Les deux historiens britanniques poursuivent la maison d'édition Random House, affirmant que le Da Vinci Code s'est approprié le thème central de leur ouvrage, "L'Enigme sacrée", publié 20 ans plus tôt.

Fâcheuse coïncidence : Random House a publié au Royaume-Uni l'ouvrage de Dan Brown, traduit dans 44 langues depuis sa sortie en 2003. C'est elle aussi, qui a publié "L'Enigme sacrée".

Selon la demanderesse, le Da Vinci Code reprend des thèses selon lesquelles Jésus aurait épousé Marie-Madeleine et auraient eu un enfant et cette lignée descendrait jusqu'à nos jours.

"L'Enigme sacrée", ouvrage pseudo-historique, affirmait que Jésus pourrait ne pas être mort sur la croix, se serait marié avec Marie-Madeleine, et que leur descendance aurait été protégée en France par l'ordre des Templiers. Les auteurs suggéraient également que l'Eglise catholique aurait cherché à éliminer ces descendants pendant l'Inquisition.

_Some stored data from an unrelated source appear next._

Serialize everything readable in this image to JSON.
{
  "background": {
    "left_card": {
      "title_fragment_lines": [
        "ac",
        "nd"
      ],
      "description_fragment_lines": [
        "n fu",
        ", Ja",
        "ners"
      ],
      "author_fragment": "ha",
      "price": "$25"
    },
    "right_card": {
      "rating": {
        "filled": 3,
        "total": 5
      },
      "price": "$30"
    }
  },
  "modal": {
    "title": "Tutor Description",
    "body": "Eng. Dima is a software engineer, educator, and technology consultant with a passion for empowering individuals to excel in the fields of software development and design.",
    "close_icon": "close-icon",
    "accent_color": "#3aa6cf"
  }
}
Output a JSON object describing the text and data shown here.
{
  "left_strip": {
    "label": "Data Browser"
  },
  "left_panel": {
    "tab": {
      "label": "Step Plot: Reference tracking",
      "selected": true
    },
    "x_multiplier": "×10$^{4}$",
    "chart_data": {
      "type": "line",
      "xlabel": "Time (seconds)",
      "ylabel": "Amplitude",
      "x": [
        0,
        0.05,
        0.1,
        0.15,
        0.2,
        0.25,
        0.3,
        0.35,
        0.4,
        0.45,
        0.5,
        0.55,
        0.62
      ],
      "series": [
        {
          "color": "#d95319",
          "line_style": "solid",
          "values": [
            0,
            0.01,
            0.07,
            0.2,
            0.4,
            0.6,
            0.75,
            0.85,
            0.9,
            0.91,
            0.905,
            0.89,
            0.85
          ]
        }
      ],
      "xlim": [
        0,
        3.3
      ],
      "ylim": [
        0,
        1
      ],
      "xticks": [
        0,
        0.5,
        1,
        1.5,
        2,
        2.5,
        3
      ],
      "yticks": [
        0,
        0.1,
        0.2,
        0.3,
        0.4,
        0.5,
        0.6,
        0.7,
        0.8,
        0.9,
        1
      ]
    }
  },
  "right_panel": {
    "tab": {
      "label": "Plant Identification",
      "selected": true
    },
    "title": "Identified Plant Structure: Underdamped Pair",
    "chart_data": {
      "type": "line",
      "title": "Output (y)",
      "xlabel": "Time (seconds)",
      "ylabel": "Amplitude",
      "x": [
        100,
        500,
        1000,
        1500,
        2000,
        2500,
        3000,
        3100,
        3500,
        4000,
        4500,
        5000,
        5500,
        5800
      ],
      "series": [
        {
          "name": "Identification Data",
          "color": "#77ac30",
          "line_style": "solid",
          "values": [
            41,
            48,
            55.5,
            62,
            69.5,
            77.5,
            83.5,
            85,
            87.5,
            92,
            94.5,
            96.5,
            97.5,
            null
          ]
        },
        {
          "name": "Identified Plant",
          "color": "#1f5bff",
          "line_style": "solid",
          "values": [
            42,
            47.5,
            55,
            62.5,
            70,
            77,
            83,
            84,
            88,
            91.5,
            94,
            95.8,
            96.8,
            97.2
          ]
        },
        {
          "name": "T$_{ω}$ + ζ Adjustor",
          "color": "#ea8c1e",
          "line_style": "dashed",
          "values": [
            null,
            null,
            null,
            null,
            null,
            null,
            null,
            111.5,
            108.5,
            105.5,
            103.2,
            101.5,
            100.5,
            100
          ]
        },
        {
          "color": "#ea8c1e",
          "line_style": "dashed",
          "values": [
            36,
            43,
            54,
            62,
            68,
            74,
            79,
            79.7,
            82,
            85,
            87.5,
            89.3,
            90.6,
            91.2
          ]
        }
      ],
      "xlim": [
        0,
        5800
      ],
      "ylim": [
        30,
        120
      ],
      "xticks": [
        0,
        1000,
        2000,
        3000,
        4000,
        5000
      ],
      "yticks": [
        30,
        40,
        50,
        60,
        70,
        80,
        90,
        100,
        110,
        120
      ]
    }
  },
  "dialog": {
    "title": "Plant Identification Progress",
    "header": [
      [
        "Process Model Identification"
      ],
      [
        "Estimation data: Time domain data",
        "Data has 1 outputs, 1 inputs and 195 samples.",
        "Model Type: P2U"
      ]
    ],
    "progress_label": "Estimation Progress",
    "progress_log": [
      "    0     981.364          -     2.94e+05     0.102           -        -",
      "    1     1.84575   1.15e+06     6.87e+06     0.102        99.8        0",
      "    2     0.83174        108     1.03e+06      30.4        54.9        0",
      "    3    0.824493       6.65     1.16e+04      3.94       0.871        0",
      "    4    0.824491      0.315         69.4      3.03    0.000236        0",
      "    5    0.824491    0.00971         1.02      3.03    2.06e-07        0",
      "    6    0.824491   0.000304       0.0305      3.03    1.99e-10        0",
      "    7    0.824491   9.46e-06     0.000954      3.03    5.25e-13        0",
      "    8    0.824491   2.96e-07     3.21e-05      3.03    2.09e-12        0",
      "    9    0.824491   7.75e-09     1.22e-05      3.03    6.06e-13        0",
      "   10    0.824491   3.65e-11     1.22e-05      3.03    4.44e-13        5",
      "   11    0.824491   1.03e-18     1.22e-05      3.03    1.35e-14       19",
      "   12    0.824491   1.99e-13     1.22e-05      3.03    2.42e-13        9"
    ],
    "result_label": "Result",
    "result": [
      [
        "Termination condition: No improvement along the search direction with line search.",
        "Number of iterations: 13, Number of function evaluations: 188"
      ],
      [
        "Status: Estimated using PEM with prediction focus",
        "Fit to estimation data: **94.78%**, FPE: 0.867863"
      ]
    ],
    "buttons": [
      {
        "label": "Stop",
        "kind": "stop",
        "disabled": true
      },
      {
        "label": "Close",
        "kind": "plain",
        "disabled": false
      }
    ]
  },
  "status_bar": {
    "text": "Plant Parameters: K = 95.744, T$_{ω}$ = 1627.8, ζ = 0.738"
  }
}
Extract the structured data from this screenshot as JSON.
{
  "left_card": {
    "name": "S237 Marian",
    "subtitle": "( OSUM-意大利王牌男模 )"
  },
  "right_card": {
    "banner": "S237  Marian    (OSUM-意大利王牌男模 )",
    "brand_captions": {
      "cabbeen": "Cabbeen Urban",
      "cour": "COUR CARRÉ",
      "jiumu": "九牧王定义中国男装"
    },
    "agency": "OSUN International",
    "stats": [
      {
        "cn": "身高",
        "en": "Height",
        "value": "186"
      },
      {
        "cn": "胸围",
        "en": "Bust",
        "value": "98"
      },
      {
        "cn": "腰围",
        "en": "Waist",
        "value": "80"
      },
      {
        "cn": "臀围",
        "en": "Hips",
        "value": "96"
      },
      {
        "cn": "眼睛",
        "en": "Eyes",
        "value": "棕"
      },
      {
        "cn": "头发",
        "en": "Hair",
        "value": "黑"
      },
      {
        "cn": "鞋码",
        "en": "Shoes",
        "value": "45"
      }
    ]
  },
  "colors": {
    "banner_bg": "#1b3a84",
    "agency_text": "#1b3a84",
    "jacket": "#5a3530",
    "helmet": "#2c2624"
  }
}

Au deuxième jour du procès auquel l'auteur américain Dan Brown s'est promis d'assister tout du long, les avocats de Random House ont contre-attaqué mardi, affirmant qu'il ne pouvait être reproché à Da Vinci Code d'avoir repris des idées très générales, non protégées par les droits d'auteur.

Dan Brown s'est "approprié" le thème central de "L'Enigme sacrée", a dénoncé d'emblée l'avocat des deux plaignants. Dan Brown n'a jamais fait mystère de sa connaissance de l'ouvrage. Il le mentionne dans son best-seller, et a baptisé l'un des protagonistes du roman Sir Leigh Teabing, dont le nom est un anagrame de celui des deux écrivains. En France, l'ouvrage de MM. Baigent et Leigh,."L'énigme sacrée", est d'ailleurs sous-titré "Da Vinci Code, les sources".

Une première plainte en plagiat contre Dan Brown s'était soldée en août dernier aux Etats-Unis par une décision en faveur de l'écrivain américain. Un juge avait estimé qu'il n'avait pas plagié un ouvrage de l'auteur Lewis Perdue, "La Fille de Dieu" ("Daughter of God"), même si les deux livres partageaient des thèmes communs.

Random House, l'éditeur de Dan Brown, a regretté ce procès. "Cette action légale est sans fondement". Il semble toutefois plutôt confiant dans l'issue du procès. Il a souligné que les idées développées par les deux plaignants dans leur ouvrage n'étaient pas "originales", et "si générales" qu'elles n'étaient pas protégées.

Le procès a été suspendu jusqu'au 7 mars pour permettre au juge Peter Smith de lire les livres concernés : le Da Vinci Code de Dan Brown (744 pages), l'ouvrage des plaignants, L'Enigme sacrée (444 pages).